The racehorses are all but locked in: Triple Crown winner American Pharoah will be number one, Derby and Arc winner Golden Horn will be number two, and two-time Arc winner Treve is likely to hold down third.
As for the races, though, they will be recognised for the first time – if it is possible to recognise a race by itself – with the awarding of the Longines World’s Best Race award, joining the World’s Best Racehorse and the World’s Best Jockey in the Longines stable.
The idea of the world’s best race got us thinking: what makes a race great? Is it prize money? Prestige? Impact? History? And what gives one factor precedence over another?
Is it even possible to quantify the world’s best race, anyway?
For the Longines award next week, the World’s Best Race is judged on ratings for the past three years, as determined by the world’s handicappers. In effect, it is a subjective view, as much as they would like to claim it to be objective – when rating races, it is nigh on impossible to have full impartiality.
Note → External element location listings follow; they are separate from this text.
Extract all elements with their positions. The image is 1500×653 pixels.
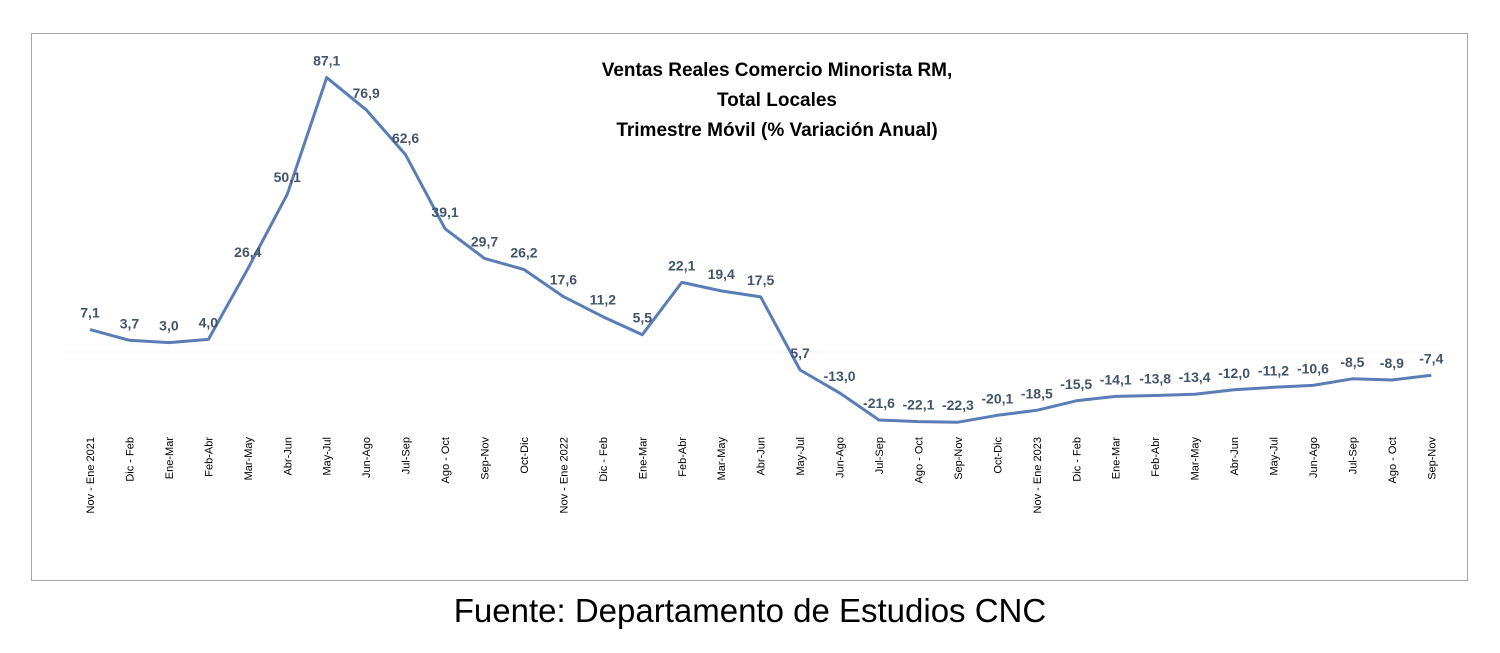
x-tick-label: Jun-Ago [1308, 437, 1320, 478]
x-tick-label: Oct-Dic [519, 437, 531, 474]
x-tick-label: Jun-Ago [361, 437, 373, 478]
x-tick-label: Jul-Sep [401, 437, 413, 474]
data-label: 4,0 [199, 314, 219, 330]
data-label: 3,0 [159, 318, 179, 334]
data-label: 22,1 [668, 257, 695, 273]
x-tick-label: Mar-May [1190, 437, 1202, 481]
x-tick-label: Ene-Mar [1111, 437, 1123, 480]
data-label: -8,5 [1340, 354, 1364, 370]
data-label: 26,2 [510, 244, 537, 260]
data-label: -12,0 [1218, 365, 1250, 381]
x-tick-label: May-Jul [795, 437, 807, 476]
data-label: 17,6 [550, 272, 577, 288]
x-tick-label: Mar-May [716, 437, 728, 481]
data-label: 50,1 [274, 169, 301, 185]
x-tick-label: Nov - Ene 2023 [1032, 437, 1044, 513]
series-line [89, 76, 1432, 424]
x-tick-labels: Nov - Ene 2021 Dic - Feb Ene-Mar Feb-Abr Mar… [85, 437, 1438, 514]
x-tick-label: Mar-May [243, 437, 255, 481]
data-label: 3,7 [120, 315, 140, 331]
data-label: 11,2 [590, 292, 617, 308]
chart-title-line: Trimestre Móvil (% Variación Anual) [616, 120, 937, 141]
data-label: 17,5 [747, 272, 774, 288]
line-chart: Ventas Reales Comercio Minorista RM, Tota… [66, 53, 1444, 514]
x-tick-label: Dic - Feb [598, 437, 610, 482]
x-tick-label: May-Jul [1269, 437, 1281, 476]
data-label: 39,1 [431, 204, 458, 220]
chart-title-line: Total Locales [717, 90, 837, 111]
x-tick-label: Ago - Oct [1387, 437, 1399, 483]
data-label: -13,8 [1139, 370, 1171, 386]
data-label: 5,5 [633, 310, 653, 326]
data-label: 62,6 [392, 130, 419, 146]
data-label: -7,4 [1419, 350, 1443, 366]
x-tick-label: Dic - Feb [124, 437, 136, 482]
x-tick-label: Sep-Nov [1426, 437, 1438, 480]
x-tick-label: Ene-Mar [164, 437, 176, 480]
x-tick-label: Sep-Nov [953, 437, 965, 480]
x-tick-label: Jul-Sep [1347, 437, 1359, 474]
data-label: -13,4 [1179, 369, 1211, 385]
x-tick-label: Dic - Feb [1071, 437, 1083, 482]
x-tick-label: Ene-Mar [637, 437, 649, 480]
x-tick-label: Oct-Dic [992, 437, 1004, 474]
x-tick-label: Sep-Nov [480, 437, 492, 480]
data-label: 87,1 [313, 53, 340, 69]
x-tick-label: May-Jul [322, 437, 334, 476]
data-label: -8,9 [1380, 355, 1404, 371]
x-tick-label: Nov - Ene 2021 [85, 437, 97, 513]
data-label: 76,9 [353, 85, 380, 101]
x-tick-label: Abr-Jun [282, 437, 294, 476]
data-label: 29,7 [471, 233, 498, 249]
data-label: 5,7 [790, 345, 810, 361]
data-label: -10,6 [1297, 360, 1329, 376]
data-label: -18,5 [1021, 385, 1053, 401]
data-labels: 7,1 3,7 3,0 4,0 26,4 50,1 87,1 76,9 62,6 39,1 29,7… [80, 53, 1443, 414]
x-tick-label: Feb-Abr [677, 437, 689, 477]
data-label: -11,2 [1258, 362, 1289, 378]
data-label: -20,1 [981, 390, 1013, 406]
chart-frame: Ventas Reales Comercio Minorista RM, Tota… [31, 33, 1468, 581]
x-tick-label: Jun-Ago [835, 437, 847, 478]
x-tick-label: Jul-Sep [874, 437, 886, 474]
x-tick-label: Abr-Jun [756, 437, 768, 476]
x-tick-label: Feb-Abr [203, 437, 215, 477]
data-label: -22,1 [902, 397, 934, 413]
data-label: -15,5 [1060, 376, 1092, 392]
data-label: 19,4 [708, 266, 735, 282]
x-tick-label: Feb-Abr [1150, 437, 1162, 477]
chart-title-line: Ventas Reales Comercio Minorista RM, [602, 60, 953, 81]
x-tick-label: Ago - Oct [440, 437, 452, 483]
x-tick-label: Abr-Jun [1229, 437, 1241, 476]
data-label: -22,3 [942, 397, 974, 413]
chart-title: Ventas Reales Comercio Minorista RM, Tota… [602, 60, 953, 141]
x-tick-label: Nov - Ene 2022 [558, 437, 570, 513]
data-label: -21,6 [863, 395, 895, 411]
data-label: -13,0 [824, 368, 856, 384]
x-tick-label: Ago - Oct [913, 437, 925, 483]
data-label: -14,1 [1100, 371, 1132, 387]
source-note: Fuente: Departamento de Estudios CNC [453, 592, 1047, 629]
data-label: 7,1 [80, 305, 100, 321]
data-label: 26,4 [234, 244, 261, 260]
Last year, the top 10 races were the Juddmonte International, the Prix de l’Arc de Triomphe, the Champion Stakes, the Breeders’ Cup Classic, the Prince Of Wales’s Stakes, the Prix Jacques Le Marois, the King George VI & Queen Elizabeth Stakes, the Japan Cup, the Breeders' Cup Turf and the Irish Champion Stakes.
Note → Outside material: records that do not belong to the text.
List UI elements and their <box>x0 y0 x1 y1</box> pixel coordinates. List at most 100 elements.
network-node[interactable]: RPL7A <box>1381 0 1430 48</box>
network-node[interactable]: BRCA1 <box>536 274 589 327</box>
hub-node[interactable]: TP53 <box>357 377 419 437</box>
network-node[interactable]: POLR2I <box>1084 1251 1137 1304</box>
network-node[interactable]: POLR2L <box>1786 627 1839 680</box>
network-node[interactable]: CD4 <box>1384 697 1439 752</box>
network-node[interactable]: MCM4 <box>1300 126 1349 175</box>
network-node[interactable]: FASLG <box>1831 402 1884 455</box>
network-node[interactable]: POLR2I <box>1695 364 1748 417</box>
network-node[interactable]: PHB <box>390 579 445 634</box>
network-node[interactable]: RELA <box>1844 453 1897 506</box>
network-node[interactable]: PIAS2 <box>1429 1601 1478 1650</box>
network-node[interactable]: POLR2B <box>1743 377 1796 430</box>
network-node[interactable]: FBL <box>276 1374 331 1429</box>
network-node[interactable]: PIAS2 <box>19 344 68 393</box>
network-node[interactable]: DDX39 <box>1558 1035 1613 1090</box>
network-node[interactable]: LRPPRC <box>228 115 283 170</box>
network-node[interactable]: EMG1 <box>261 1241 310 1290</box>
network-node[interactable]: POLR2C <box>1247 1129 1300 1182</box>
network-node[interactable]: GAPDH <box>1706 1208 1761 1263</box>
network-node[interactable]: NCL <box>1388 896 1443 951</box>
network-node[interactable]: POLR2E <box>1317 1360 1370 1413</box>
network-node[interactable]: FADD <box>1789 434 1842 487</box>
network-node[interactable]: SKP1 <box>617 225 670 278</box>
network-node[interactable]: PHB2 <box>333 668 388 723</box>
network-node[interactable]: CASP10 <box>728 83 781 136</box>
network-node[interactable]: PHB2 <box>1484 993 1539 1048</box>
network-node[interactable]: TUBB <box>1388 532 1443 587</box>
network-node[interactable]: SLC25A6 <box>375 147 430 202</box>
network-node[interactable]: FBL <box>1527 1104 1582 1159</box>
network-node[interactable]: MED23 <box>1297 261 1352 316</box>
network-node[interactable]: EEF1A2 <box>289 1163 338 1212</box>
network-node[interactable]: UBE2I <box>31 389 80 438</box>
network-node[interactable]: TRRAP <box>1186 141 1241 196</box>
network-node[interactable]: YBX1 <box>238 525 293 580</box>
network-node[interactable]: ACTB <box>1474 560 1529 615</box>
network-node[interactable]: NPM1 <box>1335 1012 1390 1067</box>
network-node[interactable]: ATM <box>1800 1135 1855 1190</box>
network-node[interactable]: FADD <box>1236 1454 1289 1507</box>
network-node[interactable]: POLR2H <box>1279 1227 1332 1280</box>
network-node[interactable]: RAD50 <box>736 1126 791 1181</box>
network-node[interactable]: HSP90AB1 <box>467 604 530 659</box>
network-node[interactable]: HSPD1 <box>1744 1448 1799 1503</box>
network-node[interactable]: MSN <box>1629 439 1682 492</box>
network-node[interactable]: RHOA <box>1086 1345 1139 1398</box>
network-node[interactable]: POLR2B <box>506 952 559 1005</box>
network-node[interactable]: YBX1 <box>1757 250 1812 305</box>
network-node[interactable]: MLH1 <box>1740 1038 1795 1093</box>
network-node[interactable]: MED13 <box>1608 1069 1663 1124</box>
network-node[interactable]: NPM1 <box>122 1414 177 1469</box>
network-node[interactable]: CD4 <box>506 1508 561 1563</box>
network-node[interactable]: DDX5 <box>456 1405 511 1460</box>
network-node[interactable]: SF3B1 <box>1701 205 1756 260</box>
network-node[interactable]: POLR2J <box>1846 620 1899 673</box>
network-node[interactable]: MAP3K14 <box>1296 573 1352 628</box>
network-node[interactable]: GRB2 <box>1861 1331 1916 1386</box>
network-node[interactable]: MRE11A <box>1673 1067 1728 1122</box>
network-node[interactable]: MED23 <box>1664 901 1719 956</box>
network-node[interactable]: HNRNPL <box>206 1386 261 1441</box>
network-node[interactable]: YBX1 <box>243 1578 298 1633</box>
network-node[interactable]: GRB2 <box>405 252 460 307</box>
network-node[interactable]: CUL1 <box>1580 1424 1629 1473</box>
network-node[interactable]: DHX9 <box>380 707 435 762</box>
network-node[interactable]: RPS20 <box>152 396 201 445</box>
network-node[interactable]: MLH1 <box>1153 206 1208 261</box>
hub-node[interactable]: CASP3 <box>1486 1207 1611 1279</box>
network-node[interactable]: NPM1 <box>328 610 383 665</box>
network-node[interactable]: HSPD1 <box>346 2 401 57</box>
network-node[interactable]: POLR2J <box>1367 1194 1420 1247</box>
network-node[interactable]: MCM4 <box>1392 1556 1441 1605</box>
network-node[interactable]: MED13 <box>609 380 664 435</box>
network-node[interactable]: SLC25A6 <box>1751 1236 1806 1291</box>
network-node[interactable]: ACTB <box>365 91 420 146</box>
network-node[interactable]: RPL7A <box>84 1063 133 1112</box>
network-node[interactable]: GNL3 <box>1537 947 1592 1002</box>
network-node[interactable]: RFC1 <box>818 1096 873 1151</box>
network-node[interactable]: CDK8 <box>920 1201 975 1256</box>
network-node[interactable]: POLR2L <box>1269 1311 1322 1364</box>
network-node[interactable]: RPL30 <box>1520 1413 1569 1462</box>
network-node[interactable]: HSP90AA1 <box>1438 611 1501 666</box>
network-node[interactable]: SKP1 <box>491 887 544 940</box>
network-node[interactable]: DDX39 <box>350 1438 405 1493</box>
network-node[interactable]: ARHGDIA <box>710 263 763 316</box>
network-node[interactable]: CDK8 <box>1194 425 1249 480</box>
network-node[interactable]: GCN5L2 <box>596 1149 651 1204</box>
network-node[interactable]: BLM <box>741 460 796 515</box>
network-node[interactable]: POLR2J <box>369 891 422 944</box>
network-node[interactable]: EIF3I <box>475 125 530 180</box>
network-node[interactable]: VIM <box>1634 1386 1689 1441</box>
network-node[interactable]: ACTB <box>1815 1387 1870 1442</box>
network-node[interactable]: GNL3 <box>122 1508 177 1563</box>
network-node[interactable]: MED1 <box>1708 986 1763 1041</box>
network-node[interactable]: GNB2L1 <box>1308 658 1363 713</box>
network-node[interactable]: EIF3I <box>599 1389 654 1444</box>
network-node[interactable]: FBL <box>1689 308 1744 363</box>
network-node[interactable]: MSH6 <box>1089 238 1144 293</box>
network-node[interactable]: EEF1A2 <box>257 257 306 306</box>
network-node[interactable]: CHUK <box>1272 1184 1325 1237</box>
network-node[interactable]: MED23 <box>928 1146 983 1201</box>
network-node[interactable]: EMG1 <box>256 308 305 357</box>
For the full top 100 in order from 2012-2014, click here.
It is only this year that more of an effort is being made to highlight numero uno on the list.
But do ratings make a race the best in the world? Or are there other factors that should be at play?
What about the race with the highest turnover in the world? That distinction falls to the Arima Kinen, Japan’s end-of-year clash of the stars, which attracted a whopping 41 billion yen (HK$2 billion) in bets late last month. But it only ranks 11th on ratings – and is not even first in Japan, with the Japan Cup up in seventh.
Perhaps it is the race that gets the most attention outside the industry, in the public sphere? That goes to the Melbourne Cup, a handicap, the race that stops a nation (or two, if New Zealand is included). But as a handicap, it ranks dismally – it is 69th in the world on ratings, not even the world’s highest handicap, and 17th in Australia alone.
Maybe it should be the world’s richest race? That goes to the US$10 million Dubai World Cup quite comfortably, but it would be hard to argue that the race has deserved such a billing as the world’s greatest race in recent years. The ratings suggest it, too, with the race ranked number 21 in the world.
Whatever the criteria, though, there is no doubt that the Arima Kinen, Melbourne Cup and Dubai World Cup could each lay claims to being the world’s greatest race without too much argument.
Under the conditions of the award, and given the inherent bias towards European racing in these ratings – last year, 10 of the top 15 races were in the UK or France – it will be a European race that is given the title “World’s Best Race”.
And in all likelihood, the Prix de l’Arc de Triomphe will win the gong based on ratings, especially given it arguably attracted the best field in the world in 2015 – think along the lines of two Derby winners, a two-time Arc winner, an Arc runner-up, a Prince Of Wales’s Stakes winner, a Breeders’ Cup Turf winner and a Sheema Classic winner.
The Arc’s rating dropped sharply in 2012, when Solemia fought back to beat Orfevre, but given it is not included for consideration this year the Arc should be back on top of the world.
And it is hard to argue the Arc’s place at the head of affairs, really. It is Europe’s championship contest, their heavyweight battle to decide who is the equine king of the world.
But while the Arc is deserving of its place, it is just as clear that ratings are not the be all and end all when it comes to deciding the world’s greatest races, and can only be considered a guide.
In the end, a great race comes down to so much more than handicapping ratings, and it is the variety of identifying features – the prize money, the prestige, the impact, the history – that makes the world’s top races great.